Metadata can take many different forms, from free text to standardized, structured, machine-readable, extensible content. Specific disciplines, repositories or data centers may guide or even dictate the content and format of metadata, possibly using a formal standard. Because creation of standardized metadata can be difficult and time consuming, another consideration when selecting a standard is the availability of tools that can help generate the metadata (e.g. Morpho allows for easy creation of EML, Nesstar for DDI data, etc.).

The Digital Curation Center provides a catalog of common metadata standards, organized by discipline: http://www.dcc.ac.uk/resources/metadata-standards.

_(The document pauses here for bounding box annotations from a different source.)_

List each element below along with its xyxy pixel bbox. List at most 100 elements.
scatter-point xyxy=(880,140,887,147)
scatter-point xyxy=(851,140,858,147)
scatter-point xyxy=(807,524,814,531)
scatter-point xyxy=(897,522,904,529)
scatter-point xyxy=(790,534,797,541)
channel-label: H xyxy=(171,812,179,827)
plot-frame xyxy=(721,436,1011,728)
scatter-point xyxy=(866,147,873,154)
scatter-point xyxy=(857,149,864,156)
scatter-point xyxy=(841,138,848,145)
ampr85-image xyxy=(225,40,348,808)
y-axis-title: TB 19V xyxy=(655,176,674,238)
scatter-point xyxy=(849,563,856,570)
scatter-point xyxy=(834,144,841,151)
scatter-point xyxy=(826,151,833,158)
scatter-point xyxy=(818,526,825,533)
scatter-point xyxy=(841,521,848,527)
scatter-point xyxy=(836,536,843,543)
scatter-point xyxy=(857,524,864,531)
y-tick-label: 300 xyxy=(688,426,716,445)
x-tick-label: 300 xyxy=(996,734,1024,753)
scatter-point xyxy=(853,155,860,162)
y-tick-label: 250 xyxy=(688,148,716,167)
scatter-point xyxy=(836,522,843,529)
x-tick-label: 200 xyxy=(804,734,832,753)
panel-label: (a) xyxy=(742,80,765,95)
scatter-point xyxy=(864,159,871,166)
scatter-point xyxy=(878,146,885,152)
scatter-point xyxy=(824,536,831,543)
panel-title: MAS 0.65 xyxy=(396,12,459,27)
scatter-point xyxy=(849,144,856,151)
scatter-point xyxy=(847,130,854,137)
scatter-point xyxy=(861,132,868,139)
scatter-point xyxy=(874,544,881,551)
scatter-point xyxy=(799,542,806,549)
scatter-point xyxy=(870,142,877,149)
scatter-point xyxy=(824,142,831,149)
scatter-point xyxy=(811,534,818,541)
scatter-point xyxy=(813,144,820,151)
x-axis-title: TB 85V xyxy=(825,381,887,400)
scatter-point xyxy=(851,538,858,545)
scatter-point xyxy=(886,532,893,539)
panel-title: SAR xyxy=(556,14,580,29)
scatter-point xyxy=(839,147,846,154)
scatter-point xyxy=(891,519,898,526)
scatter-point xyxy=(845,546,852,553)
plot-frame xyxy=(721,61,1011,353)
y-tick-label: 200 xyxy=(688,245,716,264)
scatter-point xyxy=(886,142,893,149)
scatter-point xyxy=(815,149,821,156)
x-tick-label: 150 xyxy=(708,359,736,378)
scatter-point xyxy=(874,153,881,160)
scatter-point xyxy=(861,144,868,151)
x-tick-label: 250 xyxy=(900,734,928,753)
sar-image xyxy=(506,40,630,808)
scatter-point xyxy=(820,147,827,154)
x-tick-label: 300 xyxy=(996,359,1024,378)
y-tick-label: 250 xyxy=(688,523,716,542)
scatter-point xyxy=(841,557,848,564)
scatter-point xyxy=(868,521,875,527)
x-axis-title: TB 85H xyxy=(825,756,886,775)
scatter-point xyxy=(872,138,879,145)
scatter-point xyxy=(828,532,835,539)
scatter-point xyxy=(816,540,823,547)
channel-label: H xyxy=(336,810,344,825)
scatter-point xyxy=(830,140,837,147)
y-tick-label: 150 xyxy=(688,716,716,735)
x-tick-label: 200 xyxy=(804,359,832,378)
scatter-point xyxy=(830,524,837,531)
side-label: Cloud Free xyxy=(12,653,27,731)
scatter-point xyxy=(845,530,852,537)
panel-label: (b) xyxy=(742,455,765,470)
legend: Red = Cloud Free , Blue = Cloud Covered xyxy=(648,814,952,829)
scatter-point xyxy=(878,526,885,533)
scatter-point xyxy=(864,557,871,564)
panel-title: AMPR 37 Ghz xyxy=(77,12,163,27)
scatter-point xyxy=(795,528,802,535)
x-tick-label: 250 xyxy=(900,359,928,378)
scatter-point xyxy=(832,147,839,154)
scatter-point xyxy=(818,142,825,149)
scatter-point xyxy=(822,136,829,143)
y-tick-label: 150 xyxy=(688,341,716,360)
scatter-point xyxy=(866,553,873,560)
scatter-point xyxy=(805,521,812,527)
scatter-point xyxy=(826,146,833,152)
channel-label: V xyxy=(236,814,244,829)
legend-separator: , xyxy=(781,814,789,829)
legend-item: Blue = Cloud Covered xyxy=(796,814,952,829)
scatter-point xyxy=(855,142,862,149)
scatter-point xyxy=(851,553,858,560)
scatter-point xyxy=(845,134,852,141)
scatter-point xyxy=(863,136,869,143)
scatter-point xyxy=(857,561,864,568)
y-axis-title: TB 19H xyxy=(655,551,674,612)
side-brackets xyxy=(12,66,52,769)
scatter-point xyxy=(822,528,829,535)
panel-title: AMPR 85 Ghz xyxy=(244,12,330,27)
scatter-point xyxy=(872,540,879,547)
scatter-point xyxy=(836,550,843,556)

Some specific examples of metadata standards, both general and domain specific are:

Dublin Core - domain agnostic, basic and widely used metadata standard
DDI (Data Documentation Initiative) - common standard for social, behavioral and economic sciences, including survey data
EML (Ecological Metadata Language) - specific for ecology disciplines
ISO 19115 and FGDC-CSDGM (Federal Geographic Data Committee's Content Standard for Digital Geospatial Metadata) - for describing geospatial information
MINSEQE (MINimal information about high throughput SEQeuencing Experiments) - Genomics standard
FITS (Flexible Image Transport System) - Astronomy digital file standard that includes structured, embedded metadata
MIBBI - Minimum Information for Biological and Biomedical Investigations

Metadata Tools

Annotare
A forms-based software for annotating biomedical investigations and resulting data. It supports biomedical ontologies, contains standard templates for common experimental types, and includes a design wizard for creating your own forms.
ISA Creator
An open source, stand-alone application that assists with planning and describing experiments and facilitates export and import of data directly to and from some public repositories. Additional tools are available in the ISA-Tools software suite for parsing ISA-Tab into R data structures and for parsing PERL and Python for ISA-Tab. ISA-Tab is the required format for publishing data in Nature Publishing's Scientific Data journal. This software creates separate descriptive files for your experimental files.
Morpho
Describe ecological experiments and to create a catalog of data and descriptions that you can query. It includes an interface to the Knowledge Network for Biocomplexity (KNB) for sharing, querying, viewing, and retrieving data.
OMERO
Repository software for importing, viewing, organizing, describing, analyzing, and sharing microscopy images from anywhere you have Internet access. It includes the ability to create user groups with different permissions for sharing data.
OntoMaton
Ontology searching and automated tagging via NCBO's Bioportal of biomedical ontologies within Google spreadsheets. OntoMaton is part of the ISA-Tools suite. Annotations are generated within your tabular data file.
RightField
Open source tool that allows searching and selecting of ontology terms from within Microsoft Excel. RightField allows you to assign a pre-determined list of options to a particular cell within the spreadsheet. All annotations are embedded within the spreadsheet. The user can select from the NCBO's BioPortal ontologies or import an ontology from a URL or your local machine.